Saturday 30th December 2017

Network Network Interruption

Disruption

  • Update (10:18): Our team are currently investigating what appears to be a major outage.
  • Update (10:31): One of our transit providers appears to have suffered a major outage and we are actively re-routing traffic around them.
  • Update (10:43): Traffic is now flowing as normal and we're in active contact with one of our upstream providers to understand the nature of the issue.
  • Update (10:56): The outage has been confirmed and acknowledged by one of our transit providers, caused by the failure of a core router. We are continuing to route traffic around this provider.

Post-Mortem

Our report from the incident is as follows.

Issue

Loss of connectivity from some ISPs.

Outage Length

The duration was 6 minutes.

Underlying cause

The outage experienced was due to one of our transit providers suffering an unexpected reboot of a router in Manchester. High CPU was noted at the time of the reboot which was what was responsible for dropped packets prior to reboot.

Symptoms

Our monitoring probes immediately reported the packet loss, which affected approximately 30% of our total inbound traffic.

Resolution

Our network operations team immediately shut down the connectivity to the affected transit provider and re-routed traffic around them.
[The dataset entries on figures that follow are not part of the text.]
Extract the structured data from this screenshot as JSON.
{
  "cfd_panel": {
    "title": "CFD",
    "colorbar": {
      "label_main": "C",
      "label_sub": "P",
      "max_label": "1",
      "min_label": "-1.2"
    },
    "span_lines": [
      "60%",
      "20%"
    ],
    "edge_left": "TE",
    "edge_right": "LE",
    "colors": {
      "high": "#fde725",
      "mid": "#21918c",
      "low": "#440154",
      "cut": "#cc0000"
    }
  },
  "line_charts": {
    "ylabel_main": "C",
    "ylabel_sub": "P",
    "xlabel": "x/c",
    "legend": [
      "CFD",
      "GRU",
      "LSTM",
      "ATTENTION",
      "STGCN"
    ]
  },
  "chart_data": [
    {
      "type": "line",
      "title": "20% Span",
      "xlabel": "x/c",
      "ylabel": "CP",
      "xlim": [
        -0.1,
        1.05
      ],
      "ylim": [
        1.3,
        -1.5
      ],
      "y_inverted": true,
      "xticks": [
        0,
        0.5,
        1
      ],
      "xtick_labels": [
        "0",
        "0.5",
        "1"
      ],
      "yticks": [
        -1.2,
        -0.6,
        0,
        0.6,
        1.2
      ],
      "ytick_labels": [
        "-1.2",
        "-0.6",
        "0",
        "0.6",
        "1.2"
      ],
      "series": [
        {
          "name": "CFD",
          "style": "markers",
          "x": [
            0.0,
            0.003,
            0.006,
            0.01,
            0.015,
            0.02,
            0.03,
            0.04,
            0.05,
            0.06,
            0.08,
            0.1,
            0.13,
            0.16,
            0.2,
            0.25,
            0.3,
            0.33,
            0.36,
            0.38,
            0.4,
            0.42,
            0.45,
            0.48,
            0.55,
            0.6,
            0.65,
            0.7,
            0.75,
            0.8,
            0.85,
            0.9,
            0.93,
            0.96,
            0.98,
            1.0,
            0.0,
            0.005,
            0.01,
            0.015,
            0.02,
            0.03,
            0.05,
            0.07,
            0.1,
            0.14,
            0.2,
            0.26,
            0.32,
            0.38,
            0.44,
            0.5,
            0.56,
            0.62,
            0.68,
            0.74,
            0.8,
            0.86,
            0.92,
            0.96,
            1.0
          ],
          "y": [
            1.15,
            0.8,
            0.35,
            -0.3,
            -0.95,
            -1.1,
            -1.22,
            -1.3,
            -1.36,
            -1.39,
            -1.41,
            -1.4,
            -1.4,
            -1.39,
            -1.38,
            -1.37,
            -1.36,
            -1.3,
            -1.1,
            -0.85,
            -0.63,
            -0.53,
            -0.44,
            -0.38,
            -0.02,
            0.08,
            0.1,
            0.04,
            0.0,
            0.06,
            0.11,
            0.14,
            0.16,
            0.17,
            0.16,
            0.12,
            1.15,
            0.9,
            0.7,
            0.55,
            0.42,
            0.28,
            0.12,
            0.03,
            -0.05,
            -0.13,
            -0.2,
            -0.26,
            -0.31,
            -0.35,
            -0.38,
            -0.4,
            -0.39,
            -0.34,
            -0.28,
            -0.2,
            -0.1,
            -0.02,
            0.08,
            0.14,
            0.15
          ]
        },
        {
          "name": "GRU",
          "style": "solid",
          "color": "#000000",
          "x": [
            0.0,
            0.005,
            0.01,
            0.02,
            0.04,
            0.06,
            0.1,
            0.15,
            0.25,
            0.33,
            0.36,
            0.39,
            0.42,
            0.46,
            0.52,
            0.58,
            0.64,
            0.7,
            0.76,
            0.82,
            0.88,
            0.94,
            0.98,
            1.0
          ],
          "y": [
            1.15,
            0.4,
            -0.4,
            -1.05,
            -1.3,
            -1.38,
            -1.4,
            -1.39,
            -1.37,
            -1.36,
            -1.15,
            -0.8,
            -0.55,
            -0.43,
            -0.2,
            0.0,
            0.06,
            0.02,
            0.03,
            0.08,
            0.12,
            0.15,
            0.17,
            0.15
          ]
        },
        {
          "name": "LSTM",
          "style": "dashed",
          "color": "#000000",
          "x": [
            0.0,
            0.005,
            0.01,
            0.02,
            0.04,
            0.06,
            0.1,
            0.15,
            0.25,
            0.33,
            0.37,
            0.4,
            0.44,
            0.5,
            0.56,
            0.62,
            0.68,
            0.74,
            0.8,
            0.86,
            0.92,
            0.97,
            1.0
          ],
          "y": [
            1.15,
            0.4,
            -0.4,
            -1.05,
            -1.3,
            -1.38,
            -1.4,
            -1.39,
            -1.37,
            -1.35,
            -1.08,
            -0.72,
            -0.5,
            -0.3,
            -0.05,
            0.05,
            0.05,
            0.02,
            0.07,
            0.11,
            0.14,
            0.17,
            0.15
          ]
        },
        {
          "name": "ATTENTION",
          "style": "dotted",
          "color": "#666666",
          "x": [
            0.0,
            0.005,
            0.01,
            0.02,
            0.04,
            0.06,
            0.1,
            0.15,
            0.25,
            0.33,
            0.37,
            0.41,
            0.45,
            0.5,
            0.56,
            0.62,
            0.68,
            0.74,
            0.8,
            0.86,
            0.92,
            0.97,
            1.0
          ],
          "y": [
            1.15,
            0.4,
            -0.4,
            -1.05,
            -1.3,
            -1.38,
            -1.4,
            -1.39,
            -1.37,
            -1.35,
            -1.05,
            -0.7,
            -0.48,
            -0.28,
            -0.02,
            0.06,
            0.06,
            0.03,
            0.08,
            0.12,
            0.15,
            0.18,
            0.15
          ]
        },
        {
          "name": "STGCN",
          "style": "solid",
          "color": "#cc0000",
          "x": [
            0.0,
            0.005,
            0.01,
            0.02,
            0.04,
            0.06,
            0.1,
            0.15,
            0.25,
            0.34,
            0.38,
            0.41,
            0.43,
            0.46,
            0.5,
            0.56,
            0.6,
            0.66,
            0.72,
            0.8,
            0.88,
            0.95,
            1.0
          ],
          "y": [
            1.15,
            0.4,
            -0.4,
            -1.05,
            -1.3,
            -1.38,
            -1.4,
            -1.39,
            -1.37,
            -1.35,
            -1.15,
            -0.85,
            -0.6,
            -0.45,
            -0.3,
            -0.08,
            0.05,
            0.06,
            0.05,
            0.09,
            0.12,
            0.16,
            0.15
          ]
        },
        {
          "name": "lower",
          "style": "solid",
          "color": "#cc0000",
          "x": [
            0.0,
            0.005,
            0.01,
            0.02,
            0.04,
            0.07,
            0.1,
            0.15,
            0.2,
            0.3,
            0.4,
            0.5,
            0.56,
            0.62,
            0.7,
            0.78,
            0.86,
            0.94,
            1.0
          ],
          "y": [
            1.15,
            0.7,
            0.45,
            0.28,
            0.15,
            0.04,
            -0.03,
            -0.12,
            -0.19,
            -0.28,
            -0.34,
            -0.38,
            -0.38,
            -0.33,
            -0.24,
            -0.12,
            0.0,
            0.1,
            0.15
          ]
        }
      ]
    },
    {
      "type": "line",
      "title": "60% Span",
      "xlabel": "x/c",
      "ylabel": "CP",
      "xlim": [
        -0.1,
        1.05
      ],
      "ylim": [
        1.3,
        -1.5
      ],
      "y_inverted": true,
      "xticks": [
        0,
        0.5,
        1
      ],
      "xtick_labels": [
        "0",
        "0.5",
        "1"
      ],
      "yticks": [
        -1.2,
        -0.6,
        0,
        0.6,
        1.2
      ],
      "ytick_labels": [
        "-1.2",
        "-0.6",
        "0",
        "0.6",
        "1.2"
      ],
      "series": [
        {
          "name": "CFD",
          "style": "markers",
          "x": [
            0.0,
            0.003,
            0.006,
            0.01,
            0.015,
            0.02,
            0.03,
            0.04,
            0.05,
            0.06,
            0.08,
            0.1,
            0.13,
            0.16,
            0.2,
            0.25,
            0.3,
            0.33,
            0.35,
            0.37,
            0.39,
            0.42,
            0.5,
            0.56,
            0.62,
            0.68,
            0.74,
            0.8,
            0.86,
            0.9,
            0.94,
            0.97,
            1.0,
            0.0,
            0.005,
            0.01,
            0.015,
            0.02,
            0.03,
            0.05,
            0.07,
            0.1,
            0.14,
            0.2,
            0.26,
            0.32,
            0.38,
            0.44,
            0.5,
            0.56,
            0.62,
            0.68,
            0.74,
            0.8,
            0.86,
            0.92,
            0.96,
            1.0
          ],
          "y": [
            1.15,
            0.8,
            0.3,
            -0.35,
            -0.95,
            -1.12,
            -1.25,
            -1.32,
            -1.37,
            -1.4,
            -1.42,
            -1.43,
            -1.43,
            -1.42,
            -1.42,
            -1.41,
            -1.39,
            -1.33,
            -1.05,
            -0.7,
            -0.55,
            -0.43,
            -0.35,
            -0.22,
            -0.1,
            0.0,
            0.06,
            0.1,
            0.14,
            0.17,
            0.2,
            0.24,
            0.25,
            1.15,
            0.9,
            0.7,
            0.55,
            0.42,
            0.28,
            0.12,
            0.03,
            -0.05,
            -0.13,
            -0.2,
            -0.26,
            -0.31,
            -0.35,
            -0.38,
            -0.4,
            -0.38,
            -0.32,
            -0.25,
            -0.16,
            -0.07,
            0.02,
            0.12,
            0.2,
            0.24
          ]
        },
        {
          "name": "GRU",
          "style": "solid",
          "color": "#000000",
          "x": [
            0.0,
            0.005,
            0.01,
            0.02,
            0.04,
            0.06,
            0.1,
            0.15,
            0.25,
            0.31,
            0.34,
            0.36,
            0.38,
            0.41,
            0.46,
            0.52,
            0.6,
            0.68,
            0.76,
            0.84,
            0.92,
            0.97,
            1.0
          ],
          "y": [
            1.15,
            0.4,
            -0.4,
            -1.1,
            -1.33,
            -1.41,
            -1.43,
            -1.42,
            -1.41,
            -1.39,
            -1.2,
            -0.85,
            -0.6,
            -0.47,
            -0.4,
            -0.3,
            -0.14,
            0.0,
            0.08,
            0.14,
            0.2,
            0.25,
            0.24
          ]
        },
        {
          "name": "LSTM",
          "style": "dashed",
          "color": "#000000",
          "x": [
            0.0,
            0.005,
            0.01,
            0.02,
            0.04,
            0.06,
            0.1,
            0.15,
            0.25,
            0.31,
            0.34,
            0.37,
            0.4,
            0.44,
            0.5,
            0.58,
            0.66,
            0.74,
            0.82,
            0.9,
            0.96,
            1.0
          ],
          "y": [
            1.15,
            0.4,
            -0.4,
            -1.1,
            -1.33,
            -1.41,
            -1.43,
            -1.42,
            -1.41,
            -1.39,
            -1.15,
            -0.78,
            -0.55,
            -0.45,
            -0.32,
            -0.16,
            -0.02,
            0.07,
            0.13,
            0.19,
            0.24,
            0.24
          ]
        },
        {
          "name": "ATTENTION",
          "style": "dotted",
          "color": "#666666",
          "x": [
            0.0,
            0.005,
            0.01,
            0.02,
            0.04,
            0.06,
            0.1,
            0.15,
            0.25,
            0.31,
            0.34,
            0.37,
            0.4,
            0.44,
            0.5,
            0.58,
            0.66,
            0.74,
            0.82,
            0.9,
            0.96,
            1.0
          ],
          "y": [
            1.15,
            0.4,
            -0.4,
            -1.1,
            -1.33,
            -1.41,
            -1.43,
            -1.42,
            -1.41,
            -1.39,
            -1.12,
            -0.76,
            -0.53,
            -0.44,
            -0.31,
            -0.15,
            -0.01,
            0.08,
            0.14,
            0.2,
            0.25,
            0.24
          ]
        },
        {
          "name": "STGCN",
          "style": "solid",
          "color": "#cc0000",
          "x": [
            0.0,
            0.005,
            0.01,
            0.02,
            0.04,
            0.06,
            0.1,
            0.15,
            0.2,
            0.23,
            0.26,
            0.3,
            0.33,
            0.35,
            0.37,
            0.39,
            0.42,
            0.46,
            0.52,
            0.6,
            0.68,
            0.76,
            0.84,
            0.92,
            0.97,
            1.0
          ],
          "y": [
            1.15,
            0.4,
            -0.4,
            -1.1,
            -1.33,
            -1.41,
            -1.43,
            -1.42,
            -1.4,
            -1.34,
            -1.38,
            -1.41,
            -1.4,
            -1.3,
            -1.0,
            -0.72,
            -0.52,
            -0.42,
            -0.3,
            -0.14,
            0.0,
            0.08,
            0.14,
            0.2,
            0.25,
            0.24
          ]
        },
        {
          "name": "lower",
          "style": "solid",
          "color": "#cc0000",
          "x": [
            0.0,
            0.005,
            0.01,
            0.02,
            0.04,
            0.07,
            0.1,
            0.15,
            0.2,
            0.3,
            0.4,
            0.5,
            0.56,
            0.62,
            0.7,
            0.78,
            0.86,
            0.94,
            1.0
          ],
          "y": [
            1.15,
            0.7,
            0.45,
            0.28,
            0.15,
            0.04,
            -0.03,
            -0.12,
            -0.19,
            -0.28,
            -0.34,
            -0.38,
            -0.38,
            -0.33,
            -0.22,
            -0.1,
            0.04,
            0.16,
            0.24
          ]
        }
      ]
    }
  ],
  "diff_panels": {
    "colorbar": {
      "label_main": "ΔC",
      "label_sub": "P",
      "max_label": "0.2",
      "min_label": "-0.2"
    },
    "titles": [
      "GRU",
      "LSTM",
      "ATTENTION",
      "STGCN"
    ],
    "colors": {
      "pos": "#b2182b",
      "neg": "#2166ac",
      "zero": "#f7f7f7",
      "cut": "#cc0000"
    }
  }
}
This restored full connectivity within seconds. The affected transit provider will remain "shut down" until we have seen consistent healthy performance, after which, it will be added to our transit pool.

Sonassi maintains connectivity from multiple independent transit providers to provide internet connectivity resilience. In this instance, a single provider failed, resulting in some traffic being briefly dropped prior to re-routing.